Fans reading the series have wondered whether Clamp was hinting at a romantic relationship between Kamui and Fuma. Sequental Art commented on homoerotic tones during a few scenes. In response, in the book Understanding Manga and Anime writer Robin E. Brenner claims Clamp had no intention of suggesting a romantic relationship between the two as he compared them with the more explicit relationship Subaru had with Seishiro. Manga News noted the pair had one of the most anticipated fights in the series because of the long history they have in Tokyo Babylon and called their final duel tragic. In Manga: The Complete Guide, Jason Thompson wrote "even without a proper ending, the series has a lot going for it", and felt the major storytelling centering around destiny was appealing despite not finding it Clamp's best strength.

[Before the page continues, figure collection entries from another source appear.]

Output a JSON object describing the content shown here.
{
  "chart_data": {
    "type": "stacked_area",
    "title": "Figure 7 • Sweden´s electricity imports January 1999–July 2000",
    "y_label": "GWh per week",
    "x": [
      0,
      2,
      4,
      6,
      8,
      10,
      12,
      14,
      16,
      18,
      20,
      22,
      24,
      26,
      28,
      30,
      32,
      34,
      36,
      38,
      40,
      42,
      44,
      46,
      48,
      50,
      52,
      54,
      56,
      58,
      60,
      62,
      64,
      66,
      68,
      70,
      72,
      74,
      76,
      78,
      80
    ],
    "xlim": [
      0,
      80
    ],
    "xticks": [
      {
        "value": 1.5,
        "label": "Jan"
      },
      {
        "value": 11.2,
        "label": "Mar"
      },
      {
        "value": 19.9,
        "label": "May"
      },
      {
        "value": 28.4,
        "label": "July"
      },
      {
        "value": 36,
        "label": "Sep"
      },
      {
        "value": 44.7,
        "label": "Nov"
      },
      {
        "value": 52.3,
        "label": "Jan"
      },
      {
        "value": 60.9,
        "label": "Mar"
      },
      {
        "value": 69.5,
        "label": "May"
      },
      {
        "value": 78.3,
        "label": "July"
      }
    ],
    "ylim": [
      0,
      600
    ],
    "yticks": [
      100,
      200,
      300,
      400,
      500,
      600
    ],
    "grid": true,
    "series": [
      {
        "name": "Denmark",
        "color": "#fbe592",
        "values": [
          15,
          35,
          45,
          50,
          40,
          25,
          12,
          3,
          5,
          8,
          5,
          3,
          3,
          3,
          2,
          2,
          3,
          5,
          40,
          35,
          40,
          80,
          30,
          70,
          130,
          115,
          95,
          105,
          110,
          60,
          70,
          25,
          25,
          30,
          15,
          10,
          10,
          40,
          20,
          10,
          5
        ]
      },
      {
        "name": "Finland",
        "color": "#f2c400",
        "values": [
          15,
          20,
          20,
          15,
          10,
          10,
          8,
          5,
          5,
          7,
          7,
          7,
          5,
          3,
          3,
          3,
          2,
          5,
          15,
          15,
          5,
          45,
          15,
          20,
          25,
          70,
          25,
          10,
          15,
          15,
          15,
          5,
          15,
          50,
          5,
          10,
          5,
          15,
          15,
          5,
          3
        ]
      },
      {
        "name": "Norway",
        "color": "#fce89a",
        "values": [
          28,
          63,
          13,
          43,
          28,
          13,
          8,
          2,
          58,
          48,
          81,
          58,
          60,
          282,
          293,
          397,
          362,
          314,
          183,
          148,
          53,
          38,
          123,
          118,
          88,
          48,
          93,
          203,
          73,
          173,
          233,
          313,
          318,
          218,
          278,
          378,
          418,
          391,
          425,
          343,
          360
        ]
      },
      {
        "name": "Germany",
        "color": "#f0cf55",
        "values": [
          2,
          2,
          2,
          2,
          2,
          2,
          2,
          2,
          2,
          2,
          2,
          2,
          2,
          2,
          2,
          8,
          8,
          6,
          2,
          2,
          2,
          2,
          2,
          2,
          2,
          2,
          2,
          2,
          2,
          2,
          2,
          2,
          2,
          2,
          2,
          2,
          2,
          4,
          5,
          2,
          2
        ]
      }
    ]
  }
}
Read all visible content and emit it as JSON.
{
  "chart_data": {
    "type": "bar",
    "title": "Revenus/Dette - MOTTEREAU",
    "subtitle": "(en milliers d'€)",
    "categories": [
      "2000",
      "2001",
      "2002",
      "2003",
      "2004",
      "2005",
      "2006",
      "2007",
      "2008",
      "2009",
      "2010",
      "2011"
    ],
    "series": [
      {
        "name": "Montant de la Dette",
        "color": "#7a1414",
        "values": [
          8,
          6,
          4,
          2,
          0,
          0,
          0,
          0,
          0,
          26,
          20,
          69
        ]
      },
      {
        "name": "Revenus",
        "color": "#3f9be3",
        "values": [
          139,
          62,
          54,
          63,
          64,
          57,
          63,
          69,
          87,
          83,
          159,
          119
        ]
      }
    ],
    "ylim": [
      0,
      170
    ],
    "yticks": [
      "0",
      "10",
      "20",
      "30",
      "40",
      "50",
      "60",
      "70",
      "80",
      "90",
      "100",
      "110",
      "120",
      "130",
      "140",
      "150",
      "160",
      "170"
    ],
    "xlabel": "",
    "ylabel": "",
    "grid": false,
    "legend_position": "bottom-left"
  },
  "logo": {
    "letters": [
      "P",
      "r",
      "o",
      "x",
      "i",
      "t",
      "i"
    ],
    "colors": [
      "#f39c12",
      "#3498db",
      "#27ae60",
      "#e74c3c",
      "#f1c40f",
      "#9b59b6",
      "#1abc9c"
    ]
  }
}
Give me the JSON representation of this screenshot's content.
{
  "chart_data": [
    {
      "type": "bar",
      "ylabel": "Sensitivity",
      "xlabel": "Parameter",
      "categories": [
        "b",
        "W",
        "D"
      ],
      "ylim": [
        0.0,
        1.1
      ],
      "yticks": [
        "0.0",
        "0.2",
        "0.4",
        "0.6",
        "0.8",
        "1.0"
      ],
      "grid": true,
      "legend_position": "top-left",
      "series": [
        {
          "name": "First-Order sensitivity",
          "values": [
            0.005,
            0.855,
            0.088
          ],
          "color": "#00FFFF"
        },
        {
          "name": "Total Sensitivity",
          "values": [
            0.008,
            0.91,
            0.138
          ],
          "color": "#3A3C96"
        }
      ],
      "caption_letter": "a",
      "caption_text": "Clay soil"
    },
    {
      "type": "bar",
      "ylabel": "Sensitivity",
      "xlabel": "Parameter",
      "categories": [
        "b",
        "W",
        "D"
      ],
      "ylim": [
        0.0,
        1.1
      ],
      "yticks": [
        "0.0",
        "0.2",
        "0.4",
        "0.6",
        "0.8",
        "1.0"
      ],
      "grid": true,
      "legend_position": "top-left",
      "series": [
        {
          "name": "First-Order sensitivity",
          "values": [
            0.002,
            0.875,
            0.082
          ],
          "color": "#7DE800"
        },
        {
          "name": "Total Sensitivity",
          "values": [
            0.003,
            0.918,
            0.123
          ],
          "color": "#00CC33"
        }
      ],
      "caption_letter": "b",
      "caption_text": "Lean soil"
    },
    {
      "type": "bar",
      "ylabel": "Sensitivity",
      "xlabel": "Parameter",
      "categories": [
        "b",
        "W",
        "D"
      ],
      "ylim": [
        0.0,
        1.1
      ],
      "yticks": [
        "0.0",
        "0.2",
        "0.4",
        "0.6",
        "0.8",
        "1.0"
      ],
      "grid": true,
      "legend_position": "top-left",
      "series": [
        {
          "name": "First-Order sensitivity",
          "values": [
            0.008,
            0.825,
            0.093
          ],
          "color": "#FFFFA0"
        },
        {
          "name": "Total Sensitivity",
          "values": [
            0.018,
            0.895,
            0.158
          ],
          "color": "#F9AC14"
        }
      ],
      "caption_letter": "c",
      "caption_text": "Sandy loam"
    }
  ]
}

Clamp's illustrations such as the dream sequences, Seishiro's horror-based spells, and the outstanding designs of Kamui and Hinoto were also the subject of praise. The Fandom Post also enjoyed the artwork, mostly praising the way action sequences are drawn Manga News found the early artwork of the series like Clamp's other works, such as RG Veda and Tokyo Babylon but with a different style than Angelic Layer and Cardcaptor Sakura as it features mostly androgynous characters. Comic Book Bin praised the handling of the fight scenes by the artists especially the backgrounds, which "depict energy and magic unleashed in a fast and furious display". Because of the manga's long serialization, critics noted that the artwork evolved, making it as appealing as later Clamp works like Tsubasa: Reservoir Chronicle and Angelic Layer. However, Anime News Network felt the violent imagery portrayed by Clamp throughout earthquakes and murder scenes in X was too disturbing for the Monthly Asuka demographic and cancelled it. Although the manga returned following its controversial cancellation, the planned ending was even more gruesome causing its cancellation again. Thompson simply regarded the art as "absolutely gorgeous".